11.12.12

O Natal e a Feira da Ladra




Ai...ai...os meus 15 anos. O continuar a descobrir Lisboa. A pastinha debaixo do braço, não, não tão carregada como as dos estudantes de hoje, que em vez de estudantes mais parecem burros de carga, tal a quantidade de livros e cadernos que elas contêm.
A minha levava somente os livros correspondentes às aulas do dia, e viva o velho.
Durante muito tempo ouvia os meus colegas falarem da Feira da Ladra, lá para os lados de Santa Clara, local que nem sequer sabia onde era  e Feira onde julgava que tudo se vendia e roubava. Até que um dia, bem perto do Natal, lá parti a uma terça-feira à descoberta de novos horizontes, talvez procurando alguma lembrança para colocar no sapatinho. Já sabia que nas carreiras do eléctrico 28 com destino à Graça, os carteiristas eram ágeis no furto das carteiras colocadas no bolso de trás nas calças, coisa que nada me assustava, pois eu, pobre de mim, tinha um porta-moedas de cabedal em forma de ferradura, colocada sim, no bolso das calças de lado, a coberto das razias que faziam esses larápios. Era muito espertinho, pensava eu, com os meus botões. Afinal, não passava de um campóniozito de trazer por casa, e que presumivelmente ainda não tinha passado em frente ao Mirador de Santa Luzia, já estava sem ele. E o pior é que tinha no seu interior somente uns "tustos" para acorrer a uma eventualidade urgente e mais os bilhetes para o regresso a casa, já que, aqueles davam para a ida e volta e serviam exclusivamente para estudantes.
Ainda hoje é uma viagem extremamente atribulada com enormes encontrões, dado as muitas curvas que as linhas contêm, ao percorrer as vielas que separam a Alfama de S. Vicente, aliados aqueles que os carteiristas forçam de forma a facilitar o seu trabalho. Por falta de lugares sentados, seguia de pé e a dada altura, encontro para a direita encontro para a esquerda, estou situado na coxia central, cumprimido  como sardinha na lata da marca "Tenório" e sentia na minha perna uma pequeno comichão, que julgava saber serem das barbas do dito. Afinal o larápio colocou os meus sentidos em banho maria, e passei a partir daí a estar mais leve do bolso direito.

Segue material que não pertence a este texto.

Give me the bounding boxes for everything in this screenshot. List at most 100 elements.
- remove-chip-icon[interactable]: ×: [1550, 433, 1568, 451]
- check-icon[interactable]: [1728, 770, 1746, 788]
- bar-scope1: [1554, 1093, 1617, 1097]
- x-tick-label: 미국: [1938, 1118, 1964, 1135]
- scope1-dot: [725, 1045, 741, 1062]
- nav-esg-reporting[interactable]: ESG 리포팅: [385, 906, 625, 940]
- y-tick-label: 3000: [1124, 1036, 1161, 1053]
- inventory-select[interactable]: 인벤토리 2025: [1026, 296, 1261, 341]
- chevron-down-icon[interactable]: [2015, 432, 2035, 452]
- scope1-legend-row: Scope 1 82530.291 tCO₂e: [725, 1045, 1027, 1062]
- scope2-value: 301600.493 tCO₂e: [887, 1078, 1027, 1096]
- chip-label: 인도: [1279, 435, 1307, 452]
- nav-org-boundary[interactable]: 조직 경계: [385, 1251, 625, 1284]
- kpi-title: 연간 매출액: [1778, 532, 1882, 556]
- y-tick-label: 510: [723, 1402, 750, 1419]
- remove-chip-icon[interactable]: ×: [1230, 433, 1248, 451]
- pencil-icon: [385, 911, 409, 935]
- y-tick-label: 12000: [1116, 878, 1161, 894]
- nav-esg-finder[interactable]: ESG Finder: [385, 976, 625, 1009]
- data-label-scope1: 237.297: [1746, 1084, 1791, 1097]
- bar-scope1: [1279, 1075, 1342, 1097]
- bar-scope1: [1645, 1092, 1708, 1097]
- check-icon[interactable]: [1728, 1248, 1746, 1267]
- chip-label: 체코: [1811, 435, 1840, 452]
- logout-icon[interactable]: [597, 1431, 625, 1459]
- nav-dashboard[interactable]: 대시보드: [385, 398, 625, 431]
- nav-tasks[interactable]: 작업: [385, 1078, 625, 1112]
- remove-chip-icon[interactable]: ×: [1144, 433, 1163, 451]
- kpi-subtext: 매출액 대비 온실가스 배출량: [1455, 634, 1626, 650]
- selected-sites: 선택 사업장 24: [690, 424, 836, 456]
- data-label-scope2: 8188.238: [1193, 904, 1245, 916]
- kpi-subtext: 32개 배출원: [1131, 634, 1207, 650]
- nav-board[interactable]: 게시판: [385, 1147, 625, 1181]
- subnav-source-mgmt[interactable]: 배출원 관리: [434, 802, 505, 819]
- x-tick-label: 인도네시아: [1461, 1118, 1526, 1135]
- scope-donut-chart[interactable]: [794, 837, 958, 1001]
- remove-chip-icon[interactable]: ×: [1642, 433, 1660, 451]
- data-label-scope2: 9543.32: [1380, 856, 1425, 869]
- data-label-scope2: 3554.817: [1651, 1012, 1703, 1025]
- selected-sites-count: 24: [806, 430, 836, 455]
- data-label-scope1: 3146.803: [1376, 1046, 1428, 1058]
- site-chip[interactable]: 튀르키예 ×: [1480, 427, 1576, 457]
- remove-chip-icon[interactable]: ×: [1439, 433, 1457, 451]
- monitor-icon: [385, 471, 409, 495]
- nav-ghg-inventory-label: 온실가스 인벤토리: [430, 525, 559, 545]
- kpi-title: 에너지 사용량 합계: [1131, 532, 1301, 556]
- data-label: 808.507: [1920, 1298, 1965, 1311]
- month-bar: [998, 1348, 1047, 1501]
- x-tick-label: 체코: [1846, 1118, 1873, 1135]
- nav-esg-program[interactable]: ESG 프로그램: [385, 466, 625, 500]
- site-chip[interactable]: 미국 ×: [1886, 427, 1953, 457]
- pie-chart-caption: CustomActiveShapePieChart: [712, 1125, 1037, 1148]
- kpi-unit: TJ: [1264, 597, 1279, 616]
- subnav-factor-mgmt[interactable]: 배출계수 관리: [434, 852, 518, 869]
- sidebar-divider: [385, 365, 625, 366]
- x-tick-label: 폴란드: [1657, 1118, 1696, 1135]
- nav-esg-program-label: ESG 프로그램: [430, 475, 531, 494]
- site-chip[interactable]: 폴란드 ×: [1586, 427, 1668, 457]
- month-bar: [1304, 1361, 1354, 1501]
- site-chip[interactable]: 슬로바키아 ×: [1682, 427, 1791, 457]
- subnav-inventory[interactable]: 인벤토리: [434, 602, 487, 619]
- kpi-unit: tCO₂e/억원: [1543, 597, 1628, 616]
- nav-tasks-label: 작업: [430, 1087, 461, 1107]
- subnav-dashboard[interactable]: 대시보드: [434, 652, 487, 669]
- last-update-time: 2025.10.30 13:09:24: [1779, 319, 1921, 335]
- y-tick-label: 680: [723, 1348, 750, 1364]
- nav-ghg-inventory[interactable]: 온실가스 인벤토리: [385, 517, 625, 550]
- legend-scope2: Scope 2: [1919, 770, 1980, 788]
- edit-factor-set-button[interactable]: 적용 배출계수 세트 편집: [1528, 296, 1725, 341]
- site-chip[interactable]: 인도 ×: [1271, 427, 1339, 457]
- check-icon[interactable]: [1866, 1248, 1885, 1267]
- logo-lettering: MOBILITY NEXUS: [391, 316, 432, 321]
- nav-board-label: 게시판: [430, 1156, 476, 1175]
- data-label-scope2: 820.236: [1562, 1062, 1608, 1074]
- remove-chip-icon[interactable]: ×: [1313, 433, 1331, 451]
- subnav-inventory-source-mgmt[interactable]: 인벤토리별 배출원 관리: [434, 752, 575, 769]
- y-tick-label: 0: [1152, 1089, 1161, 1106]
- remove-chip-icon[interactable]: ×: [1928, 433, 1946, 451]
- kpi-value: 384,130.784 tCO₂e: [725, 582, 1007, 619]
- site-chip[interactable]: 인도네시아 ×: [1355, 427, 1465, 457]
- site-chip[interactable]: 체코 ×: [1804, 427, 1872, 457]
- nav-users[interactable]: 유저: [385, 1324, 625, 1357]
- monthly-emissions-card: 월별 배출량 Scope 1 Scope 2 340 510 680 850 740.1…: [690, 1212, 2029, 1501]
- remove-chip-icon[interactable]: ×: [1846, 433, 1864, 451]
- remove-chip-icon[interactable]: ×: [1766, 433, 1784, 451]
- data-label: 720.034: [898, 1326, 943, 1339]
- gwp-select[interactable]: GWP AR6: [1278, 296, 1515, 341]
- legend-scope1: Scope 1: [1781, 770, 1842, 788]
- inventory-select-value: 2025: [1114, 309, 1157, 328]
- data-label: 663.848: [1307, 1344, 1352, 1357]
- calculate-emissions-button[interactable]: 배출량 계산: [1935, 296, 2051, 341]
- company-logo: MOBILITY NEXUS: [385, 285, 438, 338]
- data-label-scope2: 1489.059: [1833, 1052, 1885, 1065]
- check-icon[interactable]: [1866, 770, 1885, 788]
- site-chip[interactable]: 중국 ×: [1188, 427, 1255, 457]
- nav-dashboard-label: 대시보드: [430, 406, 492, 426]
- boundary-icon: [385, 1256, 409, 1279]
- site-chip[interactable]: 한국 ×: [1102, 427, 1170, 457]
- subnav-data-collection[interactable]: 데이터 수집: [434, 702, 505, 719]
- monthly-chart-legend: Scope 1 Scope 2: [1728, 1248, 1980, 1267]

Em pé, agarrava com a mão esquerdo o pegador do banco, onde uma senhora já de meia idade, is sentada, naquele assento feito de uma palhinha muito fininha e brilhante, um luxo pensava eu. A Senhora não levava estola de pele, mas digo-vos que era moda, era fino, presumivelmente não se atrevia a levá-la para a Feira da Ladra, se é que a tinha. Na sua cabeça imperavam os cabelos grisalhos, já muito esfarrapados, notando-se algumas falhas, mas muito arranjidinho e penteado com esmero e cuidado. O tal encontrão propositado do carteirista desiquilibrou-me e eu na tentativa de me segurar, coloquei a palma da minha mão direita na cabeça da senhora. Coitada deu um grito de aflição, e eu pedindo desculpa, sentindo uma coisa estranha, levantei a mão, saltando da sua cabeça um pequeno rolo de palha de aço da fina, que a senhora disfarçava muito bem, presa com ganchos, entre o cabelo para não se ver as falhas daquele.
A vergonha e a humilhação que aquela mulher passou, ao ver-se desmascarada e com a careca à mostra, com o eléctrico cheio de passageiros a rirem por tão insólito acontecimento, fez com que o abandonasse , com receio de apanhar algum tabefe disparado da sua mão com rugas.
Faltavam ainda algumas paragens para chegar à Igreja de S. Vicente de Fora, mas desisti de continuar, pois a partir daí fiquei atrapalhado a pensar no regresso e a maneira de atravessar o Tejo com destino à terra dos burros (Cacilhas). Lá recebi as graças de um marinheiro do Tejo, que me facilitou o transbordo.